Bonnen posted a series of tweets Monday night clarifying his statements as five of the Texas House’ top Republicans announced they no longer support Bonnen as speaker. He wrote that he was referring only to “large, progressive, urban” city and county governments and not rural local governments. He said larger communities have worked against Texas taxpayers in recent legislative sessions and have “run amok.”
“I have great respect & admiration for our city & county officials,” Bonnen wrote.
... It was clear from the discussions at the Republican Caucus Retreat that the level of distrust and division within our ranks can only be healed by new leadership. It is vital that we move forward with clear eyes and full hearts.— Lynn Stucky, D.V.M. (@RepLynnStucky) October 21, 2019
Last week, the House Republican Caucus met and talked about how to move forward on the Bonnen issue.
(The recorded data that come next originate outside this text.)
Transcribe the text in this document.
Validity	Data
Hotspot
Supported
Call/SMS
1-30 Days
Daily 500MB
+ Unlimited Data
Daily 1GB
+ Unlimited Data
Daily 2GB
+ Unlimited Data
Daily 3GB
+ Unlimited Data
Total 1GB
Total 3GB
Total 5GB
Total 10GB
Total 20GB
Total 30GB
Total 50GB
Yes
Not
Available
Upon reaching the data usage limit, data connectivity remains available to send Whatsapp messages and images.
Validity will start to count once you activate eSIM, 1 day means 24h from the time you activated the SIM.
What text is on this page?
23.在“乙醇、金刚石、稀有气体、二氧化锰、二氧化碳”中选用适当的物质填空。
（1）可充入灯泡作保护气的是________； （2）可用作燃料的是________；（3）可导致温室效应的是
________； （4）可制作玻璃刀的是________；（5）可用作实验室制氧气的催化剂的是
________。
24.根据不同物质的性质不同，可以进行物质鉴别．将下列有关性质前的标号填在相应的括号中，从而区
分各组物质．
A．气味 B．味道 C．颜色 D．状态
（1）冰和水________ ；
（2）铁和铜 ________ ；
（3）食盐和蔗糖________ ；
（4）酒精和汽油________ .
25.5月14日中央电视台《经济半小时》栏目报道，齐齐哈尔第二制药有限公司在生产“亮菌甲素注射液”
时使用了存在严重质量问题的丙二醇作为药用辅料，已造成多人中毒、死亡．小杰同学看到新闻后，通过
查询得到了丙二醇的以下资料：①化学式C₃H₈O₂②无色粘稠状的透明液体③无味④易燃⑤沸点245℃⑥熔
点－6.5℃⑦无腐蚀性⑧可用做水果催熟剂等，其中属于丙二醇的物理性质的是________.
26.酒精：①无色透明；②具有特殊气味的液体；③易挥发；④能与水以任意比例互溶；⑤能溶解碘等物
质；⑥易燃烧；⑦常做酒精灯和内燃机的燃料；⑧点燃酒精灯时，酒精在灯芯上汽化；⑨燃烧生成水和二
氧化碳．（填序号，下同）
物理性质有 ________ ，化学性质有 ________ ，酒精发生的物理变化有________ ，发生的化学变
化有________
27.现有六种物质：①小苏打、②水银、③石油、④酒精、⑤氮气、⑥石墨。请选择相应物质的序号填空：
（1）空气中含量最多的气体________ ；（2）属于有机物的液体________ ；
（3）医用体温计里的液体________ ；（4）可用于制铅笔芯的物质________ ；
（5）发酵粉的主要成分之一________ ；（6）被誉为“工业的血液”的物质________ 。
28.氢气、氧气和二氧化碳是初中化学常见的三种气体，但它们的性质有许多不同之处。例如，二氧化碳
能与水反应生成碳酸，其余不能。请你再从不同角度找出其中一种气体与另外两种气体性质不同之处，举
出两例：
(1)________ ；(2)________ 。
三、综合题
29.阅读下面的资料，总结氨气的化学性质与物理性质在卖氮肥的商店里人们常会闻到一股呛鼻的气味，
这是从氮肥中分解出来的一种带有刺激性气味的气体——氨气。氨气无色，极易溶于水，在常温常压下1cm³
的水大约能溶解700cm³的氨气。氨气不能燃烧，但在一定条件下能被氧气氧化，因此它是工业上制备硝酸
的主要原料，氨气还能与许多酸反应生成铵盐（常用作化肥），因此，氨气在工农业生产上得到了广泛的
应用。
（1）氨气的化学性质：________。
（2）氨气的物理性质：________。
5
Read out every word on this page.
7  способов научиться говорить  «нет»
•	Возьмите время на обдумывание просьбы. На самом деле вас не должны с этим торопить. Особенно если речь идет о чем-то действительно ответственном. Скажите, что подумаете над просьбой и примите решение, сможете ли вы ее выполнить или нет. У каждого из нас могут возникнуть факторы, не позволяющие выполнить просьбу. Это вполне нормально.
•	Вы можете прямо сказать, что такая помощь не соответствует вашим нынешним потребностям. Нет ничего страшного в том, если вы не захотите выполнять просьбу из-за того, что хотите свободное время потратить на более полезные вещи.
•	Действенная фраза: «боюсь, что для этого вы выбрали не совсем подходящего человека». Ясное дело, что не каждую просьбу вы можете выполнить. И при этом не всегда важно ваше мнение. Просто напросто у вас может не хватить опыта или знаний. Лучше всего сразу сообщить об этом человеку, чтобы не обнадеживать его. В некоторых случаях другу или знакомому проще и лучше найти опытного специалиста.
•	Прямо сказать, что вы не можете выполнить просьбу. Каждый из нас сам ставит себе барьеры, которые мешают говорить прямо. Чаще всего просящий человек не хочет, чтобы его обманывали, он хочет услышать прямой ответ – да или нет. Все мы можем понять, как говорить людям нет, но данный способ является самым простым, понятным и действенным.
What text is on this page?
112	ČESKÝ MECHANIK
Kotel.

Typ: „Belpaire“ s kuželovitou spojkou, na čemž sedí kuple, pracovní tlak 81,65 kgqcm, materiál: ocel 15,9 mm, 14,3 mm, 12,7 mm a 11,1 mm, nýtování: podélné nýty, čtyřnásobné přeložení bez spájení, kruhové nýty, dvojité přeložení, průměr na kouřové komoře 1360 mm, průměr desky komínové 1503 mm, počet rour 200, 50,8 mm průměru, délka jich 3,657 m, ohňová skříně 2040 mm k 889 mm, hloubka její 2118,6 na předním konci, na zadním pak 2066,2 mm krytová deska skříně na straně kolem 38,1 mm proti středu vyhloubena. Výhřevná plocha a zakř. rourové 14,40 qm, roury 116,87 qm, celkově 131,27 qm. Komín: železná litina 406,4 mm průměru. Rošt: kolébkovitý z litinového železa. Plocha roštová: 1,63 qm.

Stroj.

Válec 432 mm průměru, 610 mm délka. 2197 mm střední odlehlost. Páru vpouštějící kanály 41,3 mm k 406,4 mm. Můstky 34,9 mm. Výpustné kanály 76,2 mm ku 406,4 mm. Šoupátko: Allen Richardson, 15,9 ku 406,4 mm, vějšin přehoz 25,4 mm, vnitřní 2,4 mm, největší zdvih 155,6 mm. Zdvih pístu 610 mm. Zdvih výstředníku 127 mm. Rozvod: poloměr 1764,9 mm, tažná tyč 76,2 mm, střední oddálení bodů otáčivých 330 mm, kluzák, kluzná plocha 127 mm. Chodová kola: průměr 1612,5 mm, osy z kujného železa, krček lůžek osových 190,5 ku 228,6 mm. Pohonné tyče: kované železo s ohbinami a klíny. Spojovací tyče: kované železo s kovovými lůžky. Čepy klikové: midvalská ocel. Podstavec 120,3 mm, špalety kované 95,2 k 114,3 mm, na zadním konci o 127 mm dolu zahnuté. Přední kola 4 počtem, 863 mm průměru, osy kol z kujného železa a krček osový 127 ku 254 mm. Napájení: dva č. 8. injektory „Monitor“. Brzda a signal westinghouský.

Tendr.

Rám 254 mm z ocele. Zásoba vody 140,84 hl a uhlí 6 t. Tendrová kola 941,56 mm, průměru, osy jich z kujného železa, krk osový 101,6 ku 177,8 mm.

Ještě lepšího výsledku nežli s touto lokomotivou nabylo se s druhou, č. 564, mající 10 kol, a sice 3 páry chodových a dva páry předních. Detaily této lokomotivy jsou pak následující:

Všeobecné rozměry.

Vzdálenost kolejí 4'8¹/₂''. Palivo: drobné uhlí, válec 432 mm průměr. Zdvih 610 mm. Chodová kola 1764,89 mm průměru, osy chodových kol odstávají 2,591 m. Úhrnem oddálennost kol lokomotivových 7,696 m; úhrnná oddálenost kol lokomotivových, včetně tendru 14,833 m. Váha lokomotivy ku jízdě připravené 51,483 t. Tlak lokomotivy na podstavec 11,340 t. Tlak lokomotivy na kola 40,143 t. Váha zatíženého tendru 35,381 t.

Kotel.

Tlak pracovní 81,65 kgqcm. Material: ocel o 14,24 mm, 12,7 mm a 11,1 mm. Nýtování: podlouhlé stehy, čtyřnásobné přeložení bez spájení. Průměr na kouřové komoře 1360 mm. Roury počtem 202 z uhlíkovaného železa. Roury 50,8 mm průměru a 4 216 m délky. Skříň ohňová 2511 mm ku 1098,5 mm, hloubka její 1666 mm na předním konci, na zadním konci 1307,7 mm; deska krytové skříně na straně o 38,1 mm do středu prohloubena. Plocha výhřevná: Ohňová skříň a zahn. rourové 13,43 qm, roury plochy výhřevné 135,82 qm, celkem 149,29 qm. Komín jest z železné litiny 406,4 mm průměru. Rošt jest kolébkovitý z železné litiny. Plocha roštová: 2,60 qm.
Though he did not explicitly say Bonnen should resign, Stucky said in his tweets that new leadership is what is needed in the House if Republicans are to successfully execute their agendas in future sessions.
“It was clear from the discussions at the Republican Caucus Retreat that the level of distrust and division within our ranks can only be healed by new leadership,” Stucky wrote.
There will be a formal discussion among Denton County commissioners Tuesday morning about the Bonnen situation during the their regularly scheduled meeting, according to the meeting agenda.